La nuit est anormalement calme, tandis que je gravis la côte d’Abraham pour atteindre la rouge cabane suisse de La Grolla. Les lampadaires se donnent des airs d’arbres dénudés répandant de jaunes frissons de lune sur la rue. J’aime m’imaginer qu’une fois la porte traversée, je débarquerai en Suisse. Que la sympathique Grolla peut me transporter, m’offrir un fragment de voyage, un dépaysement, un instantané de réconfort.
C’est que la cuisine ne m’importe pas (je veux dire, pas encore) lorsque j’entre à La Grolla. Ce qui m’importe, c’est l’âcre odeur de fromage, assaillante et lourde; les poutres de grange rabotées; les épis séchés qui pendouillent en bouquets comme des bananes; les tables isolées aux coussins à carreaux blancs et rouges; les tuques agglutinées que les clients n’ont pas enlevées, se contentant de rire et de se réchauffer.

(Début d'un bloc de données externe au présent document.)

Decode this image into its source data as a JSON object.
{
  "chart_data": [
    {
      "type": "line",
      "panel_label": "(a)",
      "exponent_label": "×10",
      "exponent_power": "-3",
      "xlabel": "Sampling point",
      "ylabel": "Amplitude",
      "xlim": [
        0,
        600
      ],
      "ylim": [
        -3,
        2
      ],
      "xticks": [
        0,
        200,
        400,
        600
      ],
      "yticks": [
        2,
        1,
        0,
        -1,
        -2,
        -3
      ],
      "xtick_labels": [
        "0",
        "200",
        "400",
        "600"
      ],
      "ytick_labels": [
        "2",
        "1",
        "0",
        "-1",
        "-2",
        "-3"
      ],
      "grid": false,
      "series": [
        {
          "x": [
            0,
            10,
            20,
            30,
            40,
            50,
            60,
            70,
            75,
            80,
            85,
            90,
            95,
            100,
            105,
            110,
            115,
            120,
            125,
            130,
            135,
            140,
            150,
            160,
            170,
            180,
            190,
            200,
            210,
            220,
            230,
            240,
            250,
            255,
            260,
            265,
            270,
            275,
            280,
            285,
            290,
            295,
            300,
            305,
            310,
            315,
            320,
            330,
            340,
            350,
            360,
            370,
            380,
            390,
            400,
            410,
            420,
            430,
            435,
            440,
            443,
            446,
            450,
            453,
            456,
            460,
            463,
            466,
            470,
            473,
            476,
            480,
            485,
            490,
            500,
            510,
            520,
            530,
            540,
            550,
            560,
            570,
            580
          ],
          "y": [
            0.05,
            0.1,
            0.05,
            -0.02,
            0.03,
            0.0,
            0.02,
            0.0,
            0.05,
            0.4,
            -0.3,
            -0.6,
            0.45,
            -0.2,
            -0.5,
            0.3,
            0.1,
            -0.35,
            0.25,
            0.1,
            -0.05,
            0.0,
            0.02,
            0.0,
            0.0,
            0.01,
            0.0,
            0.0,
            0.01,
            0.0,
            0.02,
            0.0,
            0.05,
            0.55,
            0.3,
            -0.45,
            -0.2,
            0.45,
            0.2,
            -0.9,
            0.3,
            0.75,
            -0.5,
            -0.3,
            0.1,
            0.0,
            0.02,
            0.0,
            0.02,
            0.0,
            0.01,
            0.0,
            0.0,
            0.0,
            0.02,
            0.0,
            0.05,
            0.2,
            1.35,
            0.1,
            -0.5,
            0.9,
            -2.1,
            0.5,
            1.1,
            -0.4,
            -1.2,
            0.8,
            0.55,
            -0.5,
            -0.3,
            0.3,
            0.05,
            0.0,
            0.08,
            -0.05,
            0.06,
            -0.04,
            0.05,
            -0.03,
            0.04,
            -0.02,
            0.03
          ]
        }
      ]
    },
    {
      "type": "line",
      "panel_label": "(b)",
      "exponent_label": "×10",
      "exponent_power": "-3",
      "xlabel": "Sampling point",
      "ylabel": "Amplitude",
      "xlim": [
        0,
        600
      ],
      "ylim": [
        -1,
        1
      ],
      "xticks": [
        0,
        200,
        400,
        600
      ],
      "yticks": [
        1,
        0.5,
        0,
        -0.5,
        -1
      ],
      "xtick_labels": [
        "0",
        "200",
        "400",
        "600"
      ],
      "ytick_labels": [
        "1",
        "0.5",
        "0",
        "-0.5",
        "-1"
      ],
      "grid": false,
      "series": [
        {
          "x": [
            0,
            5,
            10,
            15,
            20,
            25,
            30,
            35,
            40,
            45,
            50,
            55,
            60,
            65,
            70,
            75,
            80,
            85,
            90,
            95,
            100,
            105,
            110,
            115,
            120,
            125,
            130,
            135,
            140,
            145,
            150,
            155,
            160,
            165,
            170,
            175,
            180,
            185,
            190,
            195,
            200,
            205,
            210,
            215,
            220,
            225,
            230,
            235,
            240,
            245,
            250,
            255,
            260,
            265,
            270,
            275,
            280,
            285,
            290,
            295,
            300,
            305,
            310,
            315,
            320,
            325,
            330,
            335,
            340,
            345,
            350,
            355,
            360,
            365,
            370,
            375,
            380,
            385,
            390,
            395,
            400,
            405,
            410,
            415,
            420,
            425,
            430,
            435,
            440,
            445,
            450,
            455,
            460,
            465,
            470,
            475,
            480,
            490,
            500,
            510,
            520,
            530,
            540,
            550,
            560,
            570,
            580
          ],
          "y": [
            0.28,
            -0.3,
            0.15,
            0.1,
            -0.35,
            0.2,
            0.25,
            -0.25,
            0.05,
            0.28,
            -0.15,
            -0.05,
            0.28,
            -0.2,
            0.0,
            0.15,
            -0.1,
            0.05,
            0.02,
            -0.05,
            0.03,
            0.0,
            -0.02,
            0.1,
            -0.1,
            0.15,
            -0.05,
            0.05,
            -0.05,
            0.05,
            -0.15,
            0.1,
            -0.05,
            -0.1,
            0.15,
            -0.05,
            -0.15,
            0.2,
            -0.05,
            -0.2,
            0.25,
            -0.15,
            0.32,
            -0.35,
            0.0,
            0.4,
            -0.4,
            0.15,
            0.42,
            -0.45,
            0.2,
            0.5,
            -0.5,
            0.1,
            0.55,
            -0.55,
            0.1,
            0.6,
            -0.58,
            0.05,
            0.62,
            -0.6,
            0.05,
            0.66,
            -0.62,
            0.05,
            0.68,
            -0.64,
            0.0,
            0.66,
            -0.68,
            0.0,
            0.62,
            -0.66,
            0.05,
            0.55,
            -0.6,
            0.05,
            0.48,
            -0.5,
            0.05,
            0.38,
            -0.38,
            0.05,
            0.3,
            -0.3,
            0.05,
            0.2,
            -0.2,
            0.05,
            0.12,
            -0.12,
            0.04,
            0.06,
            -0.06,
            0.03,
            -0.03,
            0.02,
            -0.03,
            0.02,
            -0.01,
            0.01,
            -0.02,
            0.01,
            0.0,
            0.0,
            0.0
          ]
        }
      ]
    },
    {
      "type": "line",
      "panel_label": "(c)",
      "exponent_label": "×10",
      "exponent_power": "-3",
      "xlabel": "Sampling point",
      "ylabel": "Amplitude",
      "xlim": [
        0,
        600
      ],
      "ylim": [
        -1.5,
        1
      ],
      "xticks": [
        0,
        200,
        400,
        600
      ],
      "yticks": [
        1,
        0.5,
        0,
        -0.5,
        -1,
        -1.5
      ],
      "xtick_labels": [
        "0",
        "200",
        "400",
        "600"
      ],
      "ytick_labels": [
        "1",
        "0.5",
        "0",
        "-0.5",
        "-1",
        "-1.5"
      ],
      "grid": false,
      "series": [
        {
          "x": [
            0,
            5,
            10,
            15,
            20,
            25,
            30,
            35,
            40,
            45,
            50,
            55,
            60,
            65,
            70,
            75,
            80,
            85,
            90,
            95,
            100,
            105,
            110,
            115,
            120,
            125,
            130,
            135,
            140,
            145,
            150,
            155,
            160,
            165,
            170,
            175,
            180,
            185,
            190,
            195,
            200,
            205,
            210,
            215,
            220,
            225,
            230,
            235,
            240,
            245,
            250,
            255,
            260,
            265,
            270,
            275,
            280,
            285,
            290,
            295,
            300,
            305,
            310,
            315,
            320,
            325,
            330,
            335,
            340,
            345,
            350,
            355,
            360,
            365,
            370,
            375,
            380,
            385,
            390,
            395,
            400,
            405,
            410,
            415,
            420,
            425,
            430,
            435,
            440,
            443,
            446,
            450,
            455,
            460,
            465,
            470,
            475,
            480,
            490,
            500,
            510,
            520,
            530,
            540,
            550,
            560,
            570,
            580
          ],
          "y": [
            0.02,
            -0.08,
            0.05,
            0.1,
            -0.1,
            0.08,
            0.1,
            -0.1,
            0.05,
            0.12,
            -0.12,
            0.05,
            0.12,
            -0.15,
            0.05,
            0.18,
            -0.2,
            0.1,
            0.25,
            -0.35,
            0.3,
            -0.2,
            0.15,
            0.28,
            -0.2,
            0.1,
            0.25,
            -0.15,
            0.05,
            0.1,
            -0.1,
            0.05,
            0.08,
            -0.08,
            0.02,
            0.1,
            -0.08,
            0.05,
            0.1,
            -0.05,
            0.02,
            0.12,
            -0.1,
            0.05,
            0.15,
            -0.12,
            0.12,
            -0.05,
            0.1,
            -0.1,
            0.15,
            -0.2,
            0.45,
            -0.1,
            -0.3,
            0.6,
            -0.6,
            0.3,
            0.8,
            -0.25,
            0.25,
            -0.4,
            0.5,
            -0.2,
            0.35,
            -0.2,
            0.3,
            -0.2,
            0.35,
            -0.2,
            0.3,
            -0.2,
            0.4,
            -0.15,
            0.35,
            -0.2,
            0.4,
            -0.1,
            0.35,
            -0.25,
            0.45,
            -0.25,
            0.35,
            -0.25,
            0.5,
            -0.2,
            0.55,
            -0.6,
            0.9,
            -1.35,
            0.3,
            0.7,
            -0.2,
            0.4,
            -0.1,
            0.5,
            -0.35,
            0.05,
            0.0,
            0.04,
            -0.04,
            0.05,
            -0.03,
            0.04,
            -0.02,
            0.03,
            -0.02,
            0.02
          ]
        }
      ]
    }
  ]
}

Et surtout, surtout, la noirceur ambiante, truffée des pinceaux de feu des chandelles.Avec bonne humeur, notre serveuse nous installe dans la "bouche", table intime en forme de demi-lune où nous pourrons enfin filtrer à travers l’étonnant choix de plats proposés. Nous calons nos tuques et arborons nos pommettes les plus roses.

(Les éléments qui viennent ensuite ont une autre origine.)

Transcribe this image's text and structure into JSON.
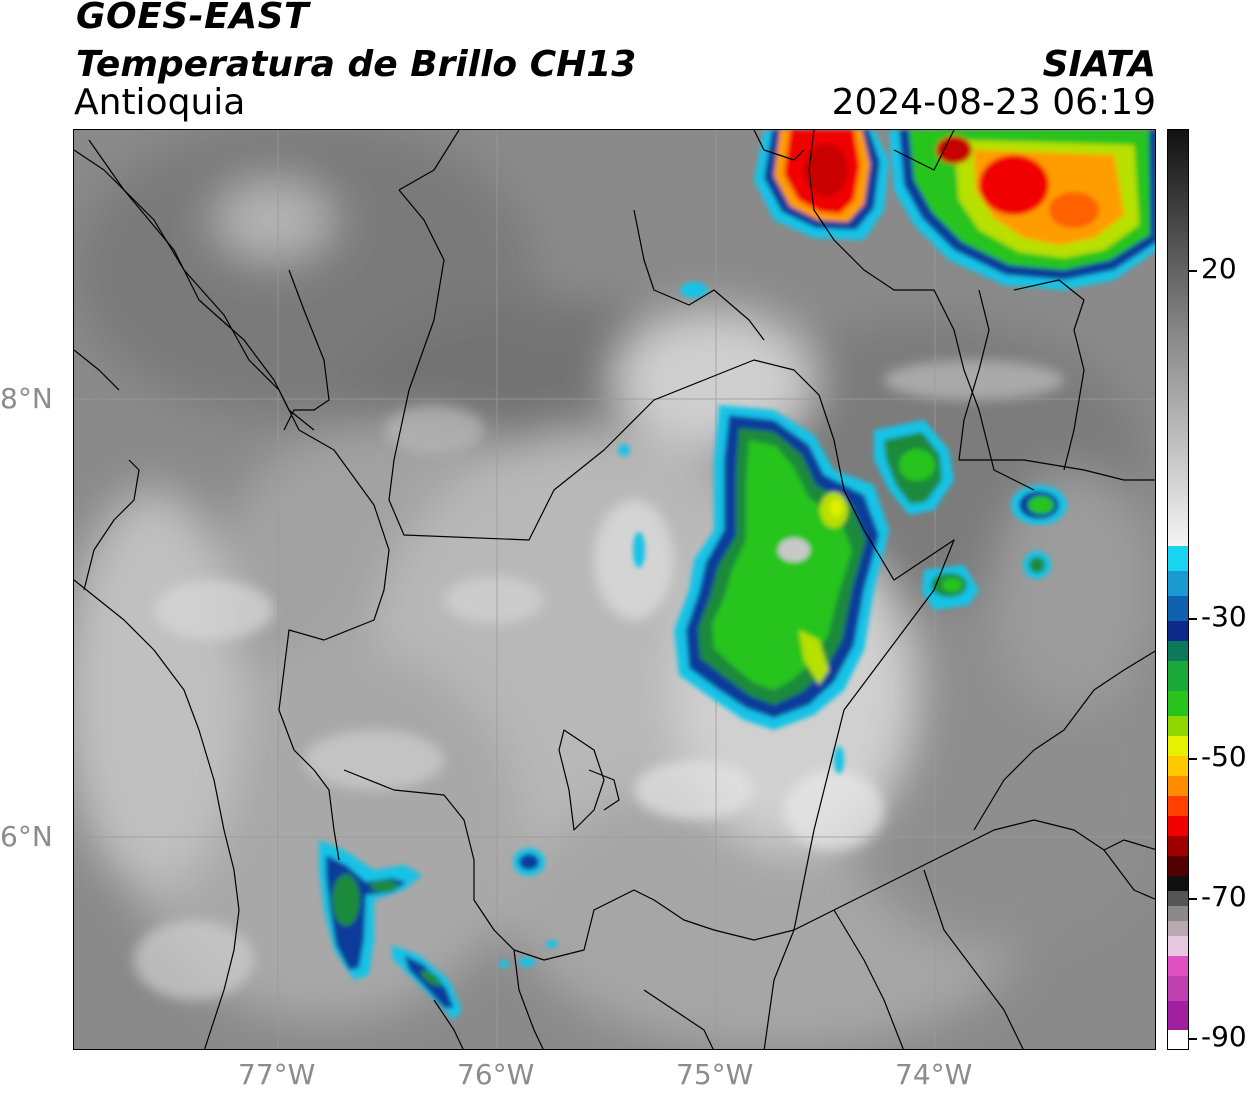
{
  "header": {
    "satellite": "GOES-EAST",
    "product": "Temperatura de Brillo CH13",
    "region": "Antioquia",
    "organization": "SIATA",
    "timestamp": "2024-08-23 06:19"
  },
  "map": {
    "extent": {
      "lon_min": -77.95,
      "lon_max": -72.9,
      "lat_min": 4.95,
      "lat_max": 9.2
    },
    "lat_lines": [
      {
        "value": 8,
        "label": "8°N"
      },
      {
        "value": 6,
        "label": "6°N"
      }
    ],
    "lon_lines": [
      {
        "value": -77,
        "label": "77°W"
      },
      {
        "value": -76,
        "label": "76°W"
      },
      {
        "value": -75,
        "label": "75°W"
      },
      {
        "value": -74,
        "label": "74°W"
      }
    ],
    "gridlines": true,
    "storm_cells": [
      {
        "name": "cell-central-antioquia",
        "lon": -74.7,
        "lat": 7.2,
        "intensity": "green-yellow"
      },
      {
        "name": "cell-northeast-red",
        "lon": -74.5,
        "lat": 9.0,
        "intensity": "red"
      },
      {
        "name": "cell-northeast-2",
        "lon": -73.6,
        "lat": 8.9,
        "intensity": "red-yellow"
      },
      {
        "name": "cell-southwest",
        "lon": -76.6,
        "lat": 5.6,
        "intensity": "blue-green"
      },
      {
        "name": "cell-east-small",
        "lon": -73.5,
        "lat": 7.6,
        "intensity": "green"
      }
    ]
  },
  "colorbar": {
    "min": -90,
    "max": 40,
    "ticks": [
      {
        "value": 20,
        "label": "20"
      },
      {
        "value": -30,
        "label": "-30"
      },
      {
        "value": -50,
        "label": "-50"
      },
      {
        "value": -70,
        "label": "-70"
      },
      {
        "value": -90,
        "label": "-90"
      }
    ]
  },
  "colors": {
    "cloud_cyan": "#19c3e6",
    "cloud_blue": "#103a9a",
    "cloud_green": "#28c41c",
    "cloud_yellow": "#e6f000",
    "cloud_orange": "#ff9c00",
    "cloud_red": "#f00000",
    "cold_purple": "#a020a0",
    "cold_magenta": "#e050c0",
    "cold_pink": "#e8c8e0"
  }
}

La charmante skieuse d’en face (on reste concept) et moi convenons de nous laisser couler dans le familier. Nous adoptons un huileux riesling alsacien. Sa fraîcheur fruitée nous accompagnera tout au long du repas. Juste parfait.
Et la boustifaille? On est ici pour ça, non? J’y arrive, brave lecteur. Ce n’est pas de la haute gastronomie, non. C’est un bouleversement, un océan de mots typiques à la Suisse: pierrade, rösti, viande des grisons, tartelette saviésanne, papet vaudois, croquant de Sbrinz. Beaucoup de fromage, bien sûr.
L’entrée est frugale: moelleux escargots gratinés pour Geneviève, qui admire l’équilibre de l’ail, très pacifique; mon papet vaudois (un mélange de poireaux, de pommes de terre et de saucisses au chou) se laisse engoncer dans ma bouche sans ménagement. C’est agréable, sans être extraordinaire.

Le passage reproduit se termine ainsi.